Bildungsministerin Najat Vallaut-Belkacem kritisierte die Verbote: "Das ebnet den Weg für rassistische Parolen."

Dass es immer mehr Anti-Burkini-Verordnungen gebe, sei nicht willkommen, sagte die Ressortchefin dem Radiosender Europe 1. "Das wirft die Frage nach den individuellen Freiheiten auf." Der sozialistische Premierminister Manuel Valls entgegnete im TV-Sender BFMTV, es handele sich nicht um eine Fehlentwicklung.

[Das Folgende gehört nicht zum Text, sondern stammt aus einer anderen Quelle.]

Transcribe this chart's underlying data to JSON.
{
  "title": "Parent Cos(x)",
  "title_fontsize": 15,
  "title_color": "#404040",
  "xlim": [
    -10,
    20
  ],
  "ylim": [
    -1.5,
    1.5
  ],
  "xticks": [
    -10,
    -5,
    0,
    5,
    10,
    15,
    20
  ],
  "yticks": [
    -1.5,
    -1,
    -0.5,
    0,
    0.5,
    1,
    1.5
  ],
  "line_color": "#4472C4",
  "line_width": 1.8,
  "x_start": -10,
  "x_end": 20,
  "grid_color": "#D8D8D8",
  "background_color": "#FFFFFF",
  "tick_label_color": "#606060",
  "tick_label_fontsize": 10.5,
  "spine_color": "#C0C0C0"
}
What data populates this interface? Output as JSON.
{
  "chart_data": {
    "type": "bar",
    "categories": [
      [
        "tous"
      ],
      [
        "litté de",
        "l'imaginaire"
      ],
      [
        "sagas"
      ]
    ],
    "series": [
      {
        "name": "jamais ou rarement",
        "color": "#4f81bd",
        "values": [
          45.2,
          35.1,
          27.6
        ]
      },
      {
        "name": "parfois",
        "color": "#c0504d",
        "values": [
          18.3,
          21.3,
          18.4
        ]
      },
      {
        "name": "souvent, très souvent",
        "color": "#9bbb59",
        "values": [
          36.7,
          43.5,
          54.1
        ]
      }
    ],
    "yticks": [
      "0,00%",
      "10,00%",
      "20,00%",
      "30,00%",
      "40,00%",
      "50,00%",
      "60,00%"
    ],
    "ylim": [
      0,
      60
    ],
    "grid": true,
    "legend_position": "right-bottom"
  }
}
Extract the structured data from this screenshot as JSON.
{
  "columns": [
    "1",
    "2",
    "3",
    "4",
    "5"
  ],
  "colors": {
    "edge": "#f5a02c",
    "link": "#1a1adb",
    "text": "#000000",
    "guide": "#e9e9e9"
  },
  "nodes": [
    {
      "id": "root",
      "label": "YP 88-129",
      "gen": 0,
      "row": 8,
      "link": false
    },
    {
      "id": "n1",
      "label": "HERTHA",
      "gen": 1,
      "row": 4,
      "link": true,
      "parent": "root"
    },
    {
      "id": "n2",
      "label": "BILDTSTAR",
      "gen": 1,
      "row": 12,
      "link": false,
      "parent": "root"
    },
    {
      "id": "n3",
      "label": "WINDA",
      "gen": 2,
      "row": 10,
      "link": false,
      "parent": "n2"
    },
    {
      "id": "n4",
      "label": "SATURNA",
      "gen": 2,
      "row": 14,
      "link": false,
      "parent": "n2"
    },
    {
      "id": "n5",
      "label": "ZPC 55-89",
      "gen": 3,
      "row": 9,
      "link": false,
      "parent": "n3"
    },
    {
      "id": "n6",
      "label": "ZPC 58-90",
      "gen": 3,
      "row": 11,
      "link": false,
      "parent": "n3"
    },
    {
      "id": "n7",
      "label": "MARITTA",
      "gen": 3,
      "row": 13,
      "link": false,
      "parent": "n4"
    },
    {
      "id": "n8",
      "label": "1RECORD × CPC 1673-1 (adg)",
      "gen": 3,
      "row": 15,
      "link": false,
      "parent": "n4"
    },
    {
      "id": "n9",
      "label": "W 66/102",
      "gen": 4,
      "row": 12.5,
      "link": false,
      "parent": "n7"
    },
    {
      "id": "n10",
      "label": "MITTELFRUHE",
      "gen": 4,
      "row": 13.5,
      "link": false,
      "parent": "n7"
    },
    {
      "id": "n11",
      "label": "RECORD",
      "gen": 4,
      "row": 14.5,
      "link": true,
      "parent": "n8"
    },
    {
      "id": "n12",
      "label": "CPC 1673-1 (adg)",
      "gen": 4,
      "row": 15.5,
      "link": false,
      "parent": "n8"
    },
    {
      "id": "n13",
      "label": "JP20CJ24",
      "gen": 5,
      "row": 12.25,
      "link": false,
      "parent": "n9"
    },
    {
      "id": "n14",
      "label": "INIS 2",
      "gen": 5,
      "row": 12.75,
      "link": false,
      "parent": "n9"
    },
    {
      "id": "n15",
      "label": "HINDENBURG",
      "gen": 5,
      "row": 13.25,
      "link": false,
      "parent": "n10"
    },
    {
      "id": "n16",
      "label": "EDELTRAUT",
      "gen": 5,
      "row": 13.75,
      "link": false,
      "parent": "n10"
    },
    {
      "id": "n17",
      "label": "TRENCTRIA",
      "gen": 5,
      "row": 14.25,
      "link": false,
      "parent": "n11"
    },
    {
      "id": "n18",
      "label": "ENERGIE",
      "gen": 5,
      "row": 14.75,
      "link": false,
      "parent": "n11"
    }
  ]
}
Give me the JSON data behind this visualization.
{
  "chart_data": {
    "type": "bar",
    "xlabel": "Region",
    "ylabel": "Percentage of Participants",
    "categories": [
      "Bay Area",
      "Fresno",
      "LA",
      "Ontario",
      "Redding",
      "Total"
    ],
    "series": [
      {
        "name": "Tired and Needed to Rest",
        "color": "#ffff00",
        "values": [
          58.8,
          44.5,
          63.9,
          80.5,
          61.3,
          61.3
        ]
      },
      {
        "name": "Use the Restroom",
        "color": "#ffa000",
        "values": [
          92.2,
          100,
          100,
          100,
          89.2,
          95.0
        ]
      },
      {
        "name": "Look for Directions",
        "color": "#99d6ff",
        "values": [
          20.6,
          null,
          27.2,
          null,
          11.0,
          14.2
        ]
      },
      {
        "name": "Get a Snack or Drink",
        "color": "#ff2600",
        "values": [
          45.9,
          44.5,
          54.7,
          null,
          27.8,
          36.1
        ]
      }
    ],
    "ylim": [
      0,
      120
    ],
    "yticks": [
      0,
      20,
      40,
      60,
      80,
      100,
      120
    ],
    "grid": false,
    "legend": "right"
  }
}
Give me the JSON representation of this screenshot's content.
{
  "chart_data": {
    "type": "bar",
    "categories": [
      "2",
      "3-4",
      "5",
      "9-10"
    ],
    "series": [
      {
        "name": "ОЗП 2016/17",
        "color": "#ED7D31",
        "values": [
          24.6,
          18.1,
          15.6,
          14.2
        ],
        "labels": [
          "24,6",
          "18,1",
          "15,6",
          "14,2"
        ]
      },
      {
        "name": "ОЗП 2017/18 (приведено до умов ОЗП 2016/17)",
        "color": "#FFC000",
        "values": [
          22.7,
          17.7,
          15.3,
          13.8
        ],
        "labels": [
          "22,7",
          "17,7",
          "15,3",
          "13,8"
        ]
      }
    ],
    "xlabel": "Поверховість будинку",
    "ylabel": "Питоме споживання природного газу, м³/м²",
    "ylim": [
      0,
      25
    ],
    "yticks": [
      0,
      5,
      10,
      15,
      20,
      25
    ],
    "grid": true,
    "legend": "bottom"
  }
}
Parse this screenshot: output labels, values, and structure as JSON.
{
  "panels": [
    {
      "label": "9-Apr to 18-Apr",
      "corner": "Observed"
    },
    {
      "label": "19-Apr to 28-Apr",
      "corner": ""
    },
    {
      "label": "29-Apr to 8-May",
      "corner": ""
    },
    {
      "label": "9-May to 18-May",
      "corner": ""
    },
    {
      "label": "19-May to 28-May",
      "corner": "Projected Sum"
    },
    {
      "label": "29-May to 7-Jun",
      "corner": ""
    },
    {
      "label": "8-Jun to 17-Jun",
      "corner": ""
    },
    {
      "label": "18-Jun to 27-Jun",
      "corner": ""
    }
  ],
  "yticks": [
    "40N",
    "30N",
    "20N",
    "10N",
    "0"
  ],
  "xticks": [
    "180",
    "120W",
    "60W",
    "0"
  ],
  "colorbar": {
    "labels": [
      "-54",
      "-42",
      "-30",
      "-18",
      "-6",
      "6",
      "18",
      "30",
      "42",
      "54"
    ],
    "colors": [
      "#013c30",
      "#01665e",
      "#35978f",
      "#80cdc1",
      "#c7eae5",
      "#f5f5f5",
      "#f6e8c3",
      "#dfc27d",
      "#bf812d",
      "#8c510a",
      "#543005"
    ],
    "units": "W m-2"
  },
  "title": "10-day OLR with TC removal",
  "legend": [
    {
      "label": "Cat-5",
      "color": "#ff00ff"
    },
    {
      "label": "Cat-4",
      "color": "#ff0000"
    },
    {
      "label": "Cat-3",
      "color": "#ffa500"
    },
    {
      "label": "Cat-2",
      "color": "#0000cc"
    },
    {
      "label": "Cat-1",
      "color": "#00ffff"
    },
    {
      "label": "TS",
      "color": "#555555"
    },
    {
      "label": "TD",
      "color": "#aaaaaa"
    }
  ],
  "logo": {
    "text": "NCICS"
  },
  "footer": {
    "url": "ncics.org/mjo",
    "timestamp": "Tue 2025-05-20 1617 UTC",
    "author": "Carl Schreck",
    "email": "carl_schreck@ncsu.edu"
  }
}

Staatschef François Hollande ging am Rande eines Treffens mit sozialdemokratischen Spitzenpolitikern in La Celle-Saint-Cloud zwar nicht explizit auf den Burkini-Streit ein; nach seinen Worten erfordert das gemeinsame Leben jedoch, "dass sich jeder an die Regeln hält und dass es weder Provokation noch Stigmatisierung gibt".

Der französische Staatsrat, das oberste Verwaltungsgericht, befasste sich am Donnerstag mit dem Burkini-Verbot. Eine Entscheidung solle am Freitagnachmittag gefällt werden, bestätigte das Gericht auf Anfrage. Die Menschenrechtsliga und das Kollektiv gegen Islamophobie in Frankreich (CCIF) hatten das Burkini-Verbot der Riviera-Gemeinde Villenneuve-Loubet rechtlich angegriffen.